Identification of structures driving trailing-edge noise. Part II -- Numerical investigation

TL;DR

This study uses high-fidelity simulations and spectral analysis to identify the turbulent structures responsible for broadband trailing-edge noise on an airfoil, confirming experimental observations and proposing a reduced-order acoustic model.

Contribution

It introduces a detailed numerical investigation linking spanwise-coherent structures to trailing-edge noise, and develops a reduced-order model for acoustic prediction.

Findings

Streamwise-travelling wavepackets are identified as noise sources.

Good agreement between simulations and experiments in flow and acoustic spectra.

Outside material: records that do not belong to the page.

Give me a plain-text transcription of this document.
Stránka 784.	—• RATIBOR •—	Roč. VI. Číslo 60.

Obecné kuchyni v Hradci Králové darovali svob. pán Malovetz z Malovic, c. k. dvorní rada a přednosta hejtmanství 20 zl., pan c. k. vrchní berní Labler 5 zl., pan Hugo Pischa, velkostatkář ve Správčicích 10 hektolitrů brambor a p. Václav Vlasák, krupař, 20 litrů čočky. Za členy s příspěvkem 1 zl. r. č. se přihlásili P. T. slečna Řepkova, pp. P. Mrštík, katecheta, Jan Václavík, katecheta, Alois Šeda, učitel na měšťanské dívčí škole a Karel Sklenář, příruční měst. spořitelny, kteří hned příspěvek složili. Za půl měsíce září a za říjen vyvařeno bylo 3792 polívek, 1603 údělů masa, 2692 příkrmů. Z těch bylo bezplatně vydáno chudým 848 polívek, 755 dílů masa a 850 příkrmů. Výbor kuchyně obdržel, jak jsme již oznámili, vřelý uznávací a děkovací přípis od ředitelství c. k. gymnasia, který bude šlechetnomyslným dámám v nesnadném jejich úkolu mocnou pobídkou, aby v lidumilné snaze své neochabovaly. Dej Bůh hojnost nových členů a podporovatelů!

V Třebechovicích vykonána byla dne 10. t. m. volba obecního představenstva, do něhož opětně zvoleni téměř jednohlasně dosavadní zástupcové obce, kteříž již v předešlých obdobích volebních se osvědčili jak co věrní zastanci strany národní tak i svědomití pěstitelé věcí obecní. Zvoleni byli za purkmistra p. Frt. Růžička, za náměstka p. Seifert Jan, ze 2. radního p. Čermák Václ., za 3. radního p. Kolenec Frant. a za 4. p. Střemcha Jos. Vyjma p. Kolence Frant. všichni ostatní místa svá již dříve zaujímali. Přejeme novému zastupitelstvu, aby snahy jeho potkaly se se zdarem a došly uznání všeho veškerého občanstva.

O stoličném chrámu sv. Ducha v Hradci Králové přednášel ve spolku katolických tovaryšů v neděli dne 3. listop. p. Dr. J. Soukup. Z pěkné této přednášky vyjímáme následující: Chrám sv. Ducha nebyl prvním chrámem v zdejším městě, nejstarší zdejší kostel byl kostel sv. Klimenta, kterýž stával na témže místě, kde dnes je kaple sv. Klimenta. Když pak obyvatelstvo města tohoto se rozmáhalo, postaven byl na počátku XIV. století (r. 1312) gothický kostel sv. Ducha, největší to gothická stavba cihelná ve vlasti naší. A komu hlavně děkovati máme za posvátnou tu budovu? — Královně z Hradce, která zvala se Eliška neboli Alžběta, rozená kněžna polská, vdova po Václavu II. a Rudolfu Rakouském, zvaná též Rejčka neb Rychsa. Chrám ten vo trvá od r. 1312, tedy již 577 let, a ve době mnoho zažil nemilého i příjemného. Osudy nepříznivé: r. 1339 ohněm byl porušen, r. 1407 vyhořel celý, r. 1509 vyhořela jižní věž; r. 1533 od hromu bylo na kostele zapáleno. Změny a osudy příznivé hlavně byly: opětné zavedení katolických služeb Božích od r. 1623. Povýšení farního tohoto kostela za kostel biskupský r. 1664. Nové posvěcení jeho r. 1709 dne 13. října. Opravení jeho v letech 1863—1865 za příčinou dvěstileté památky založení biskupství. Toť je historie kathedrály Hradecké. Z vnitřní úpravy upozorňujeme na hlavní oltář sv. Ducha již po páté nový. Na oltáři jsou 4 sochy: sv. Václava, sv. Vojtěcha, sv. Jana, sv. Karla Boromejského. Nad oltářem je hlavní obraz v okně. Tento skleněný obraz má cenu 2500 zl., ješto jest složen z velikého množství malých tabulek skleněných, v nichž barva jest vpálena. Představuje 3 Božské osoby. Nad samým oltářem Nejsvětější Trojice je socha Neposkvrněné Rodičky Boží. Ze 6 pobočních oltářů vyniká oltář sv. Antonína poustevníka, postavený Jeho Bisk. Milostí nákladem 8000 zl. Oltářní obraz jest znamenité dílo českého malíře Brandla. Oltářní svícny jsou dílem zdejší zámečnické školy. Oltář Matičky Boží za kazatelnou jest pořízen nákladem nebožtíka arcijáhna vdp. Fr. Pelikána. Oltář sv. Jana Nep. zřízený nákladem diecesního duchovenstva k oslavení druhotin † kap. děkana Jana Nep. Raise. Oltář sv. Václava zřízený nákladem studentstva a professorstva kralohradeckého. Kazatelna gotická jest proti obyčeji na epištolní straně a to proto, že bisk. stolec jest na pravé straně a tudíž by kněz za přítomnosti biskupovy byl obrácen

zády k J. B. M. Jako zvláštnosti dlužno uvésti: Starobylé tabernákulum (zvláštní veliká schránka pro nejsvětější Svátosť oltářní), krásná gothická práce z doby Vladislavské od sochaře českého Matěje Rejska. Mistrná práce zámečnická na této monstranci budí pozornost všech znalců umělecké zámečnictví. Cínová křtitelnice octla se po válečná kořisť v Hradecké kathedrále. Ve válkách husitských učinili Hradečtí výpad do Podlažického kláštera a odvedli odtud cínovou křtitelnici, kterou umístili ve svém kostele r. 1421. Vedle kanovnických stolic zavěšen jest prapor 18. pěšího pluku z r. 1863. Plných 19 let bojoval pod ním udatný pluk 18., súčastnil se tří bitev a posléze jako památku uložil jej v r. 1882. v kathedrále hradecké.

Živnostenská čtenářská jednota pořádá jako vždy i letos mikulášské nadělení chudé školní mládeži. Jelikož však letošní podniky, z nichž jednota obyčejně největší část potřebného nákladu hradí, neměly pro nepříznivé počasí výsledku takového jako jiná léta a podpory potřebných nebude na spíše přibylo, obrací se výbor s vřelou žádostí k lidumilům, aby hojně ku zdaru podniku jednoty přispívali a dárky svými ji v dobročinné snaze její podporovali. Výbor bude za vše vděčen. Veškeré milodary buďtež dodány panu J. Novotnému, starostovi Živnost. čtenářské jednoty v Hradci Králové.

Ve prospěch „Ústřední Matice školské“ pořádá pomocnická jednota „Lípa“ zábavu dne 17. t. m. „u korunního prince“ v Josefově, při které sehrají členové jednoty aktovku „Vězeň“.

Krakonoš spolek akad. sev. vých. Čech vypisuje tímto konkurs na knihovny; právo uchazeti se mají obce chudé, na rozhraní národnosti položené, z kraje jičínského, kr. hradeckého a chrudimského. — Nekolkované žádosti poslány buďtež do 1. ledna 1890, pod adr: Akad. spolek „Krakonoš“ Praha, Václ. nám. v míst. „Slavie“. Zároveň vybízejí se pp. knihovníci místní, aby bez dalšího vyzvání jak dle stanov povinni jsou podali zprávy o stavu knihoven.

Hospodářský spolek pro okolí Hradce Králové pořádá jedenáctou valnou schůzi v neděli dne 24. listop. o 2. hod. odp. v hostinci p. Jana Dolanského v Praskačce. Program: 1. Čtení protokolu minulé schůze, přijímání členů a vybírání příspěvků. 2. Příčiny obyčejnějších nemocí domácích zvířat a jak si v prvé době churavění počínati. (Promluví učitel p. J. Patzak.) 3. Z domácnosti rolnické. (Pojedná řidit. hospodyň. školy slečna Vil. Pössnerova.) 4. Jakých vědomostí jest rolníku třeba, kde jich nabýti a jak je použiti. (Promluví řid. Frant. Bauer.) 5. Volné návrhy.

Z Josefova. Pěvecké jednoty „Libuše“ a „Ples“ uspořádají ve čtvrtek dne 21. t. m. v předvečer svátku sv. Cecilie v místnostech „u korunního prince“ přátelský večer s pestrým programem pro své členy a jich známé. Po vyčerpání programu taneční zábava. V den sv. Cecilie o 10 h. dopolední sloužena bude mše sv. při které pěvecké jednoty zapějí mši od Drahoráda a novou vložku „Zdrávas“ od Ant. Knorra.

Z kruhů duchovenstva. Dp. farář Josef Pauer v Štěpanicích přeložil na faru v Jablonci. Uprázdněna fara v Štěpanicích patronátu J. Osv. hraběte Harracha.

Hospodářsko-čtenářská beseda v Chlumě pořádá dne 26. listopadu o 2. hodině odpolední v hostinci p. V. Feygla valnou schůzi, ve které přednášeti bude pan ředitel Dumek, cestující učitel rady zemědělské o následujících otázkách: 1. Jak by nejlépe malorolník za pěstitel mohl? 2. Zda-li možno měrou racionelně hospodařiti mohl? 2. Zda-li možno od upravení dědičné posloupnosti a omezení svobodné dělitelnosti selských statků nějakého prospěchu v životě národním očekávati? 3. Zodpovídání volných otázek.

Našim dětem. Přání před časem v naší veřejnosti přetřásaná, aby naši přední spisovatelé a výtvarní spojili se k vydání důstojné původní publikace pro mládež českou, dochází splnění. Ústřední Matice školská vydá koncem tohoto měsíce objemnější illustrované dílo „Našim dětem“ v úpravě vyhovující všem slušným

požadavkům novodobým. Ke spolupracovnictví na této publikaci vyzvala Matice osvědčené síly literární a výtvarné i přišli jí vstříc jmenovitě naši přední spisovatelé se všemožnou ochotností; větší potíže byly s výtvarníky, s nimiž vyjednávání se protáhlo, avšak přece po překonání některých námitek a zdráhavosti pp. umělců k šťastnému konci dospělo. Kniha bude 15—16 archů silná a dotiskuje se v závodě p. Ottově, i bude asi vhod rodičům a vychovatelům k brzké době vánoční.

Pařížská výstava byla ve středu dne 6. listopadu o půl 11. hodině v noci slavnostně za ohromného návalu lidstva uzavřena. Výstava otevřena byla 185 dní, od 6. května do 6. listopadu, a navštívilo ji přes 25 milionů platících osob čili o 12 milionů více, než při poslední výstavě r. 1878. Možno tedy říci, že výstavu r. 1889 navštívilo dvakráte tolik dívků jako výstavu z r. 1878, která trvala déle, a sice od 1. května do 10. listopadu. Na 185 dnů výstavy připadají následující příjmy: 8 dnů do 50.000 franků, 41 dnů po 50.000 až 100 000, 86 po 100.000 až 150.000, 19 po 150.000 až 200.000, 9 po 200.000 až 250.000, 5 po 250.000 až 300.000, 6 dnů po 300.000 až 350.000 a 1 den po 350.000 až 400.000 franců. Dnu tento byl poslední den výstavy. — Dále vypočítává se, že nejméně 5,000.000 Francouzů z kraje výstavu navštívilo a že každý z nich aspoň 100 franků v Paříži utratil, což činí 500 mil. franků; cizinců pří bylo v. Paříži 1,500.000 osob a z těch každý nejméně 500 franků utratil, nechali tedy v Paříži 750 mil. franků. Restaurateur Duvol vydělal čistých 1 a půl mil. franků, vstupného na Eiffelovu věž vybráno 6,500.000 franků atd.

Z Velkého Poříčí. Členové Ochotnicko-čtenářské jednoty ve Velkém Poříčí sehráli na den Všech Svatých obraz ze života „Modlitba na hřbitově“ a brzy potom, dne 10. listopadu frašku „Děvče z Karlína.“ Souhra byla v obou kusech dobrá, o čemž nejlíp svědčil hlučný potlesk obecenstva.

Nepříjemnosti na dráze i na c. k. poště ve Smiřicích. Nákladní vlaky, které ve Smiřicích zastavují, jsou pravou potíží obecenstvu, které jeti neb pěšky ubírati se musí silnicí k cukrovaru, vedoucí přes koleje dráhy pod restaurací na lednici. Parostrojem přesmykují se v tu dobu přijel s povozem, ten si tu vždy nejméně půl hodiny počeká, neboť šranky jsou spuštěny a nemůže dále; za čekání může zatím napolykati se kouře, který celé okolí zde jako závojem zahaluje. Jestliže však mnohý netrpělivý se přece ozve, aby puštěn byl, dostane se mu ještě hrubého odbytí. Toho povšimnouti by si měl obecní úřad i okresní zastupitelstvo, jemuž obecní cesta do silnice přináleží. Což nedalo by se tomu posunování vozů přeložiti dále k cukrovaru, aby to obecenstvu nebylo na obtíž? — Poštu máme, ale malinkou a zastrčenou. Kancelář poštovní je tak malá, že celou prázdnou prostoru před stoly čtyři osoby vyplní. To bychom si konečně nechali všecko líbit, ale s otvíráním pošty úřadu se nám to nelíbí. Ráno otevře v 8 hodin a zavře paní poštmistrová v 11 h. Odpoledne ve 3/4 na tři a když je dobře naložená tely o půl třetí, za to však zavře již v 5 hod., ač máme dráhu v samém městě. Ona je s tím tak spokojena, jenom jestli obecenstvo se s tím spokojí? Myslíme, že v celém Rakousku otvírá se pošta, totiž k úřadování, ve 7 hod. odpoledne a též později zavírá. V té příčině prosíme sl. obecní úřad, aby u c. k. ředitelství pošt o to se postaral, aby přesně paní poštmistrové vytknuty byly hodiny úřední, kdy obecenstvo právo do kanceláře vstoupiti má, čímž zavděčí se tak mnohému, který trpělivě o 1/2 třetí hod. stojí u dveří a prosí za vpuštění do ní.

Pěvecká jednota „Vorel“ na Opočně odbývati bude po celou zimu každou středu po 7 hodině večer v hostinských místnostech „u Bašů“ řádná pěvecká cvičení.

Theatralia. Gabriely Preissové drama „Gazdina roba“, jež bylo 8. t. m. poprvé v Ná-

A low-rank acoustic model is proposed for far-field noise reconstruction.

Abstract

The aim of the present work is to investigate the mechanisms of broadband trailing-edge noise generation to improve prediction tools and control strategies. We focus on a NACA 0012 airfoil at 3 degrees angle of attack and chord Reynolds number Re = 200,000. A high-fidelity wall-resolved compressible implicit large eddy simulation (LES) is performed to collect data for our analysis. The simulation is designed in close alignment with the experiment described in detail in the companion paper (Demange et al. 2024b). Zig-zag geometrical tripping elements, added to generate a turbulent boundary layer, are meshed to closely follow the experimental setup. A large spanwise domain is used in the simulation to include propagative acoustic waves with low wavenumbers. An in-depth comparison with experiments is conducted showing good agreement in terms of mean flow statistics, acoustic and hydrodynamic spectra, and coherence lengths. Furthermore, a strong correlation is found between the radiated acoustics and spanwise-coherent structures. To investigate the correlation for higher wavenumbers, spectral proper orthogonal decomposition (SPOD) is applied to the spanwise Fourier-transformed LES dataset. The analysis of all SPOD modes for the leading spanwise wavenumbers reveals streamwise-travelling wavepackets as the source of the radiated acoustics. This finding, confirming observations from experiments in the companion paper, leads to a new understanding of the turbulent structures driving the trailing-edge noise. By performing extended SPOD based on the acoustic region, we confirm the low rank nature of the acoustics, and a reduced-order model based on acoustic extended SPOD is proposed for the far-field acoustic reconstruction.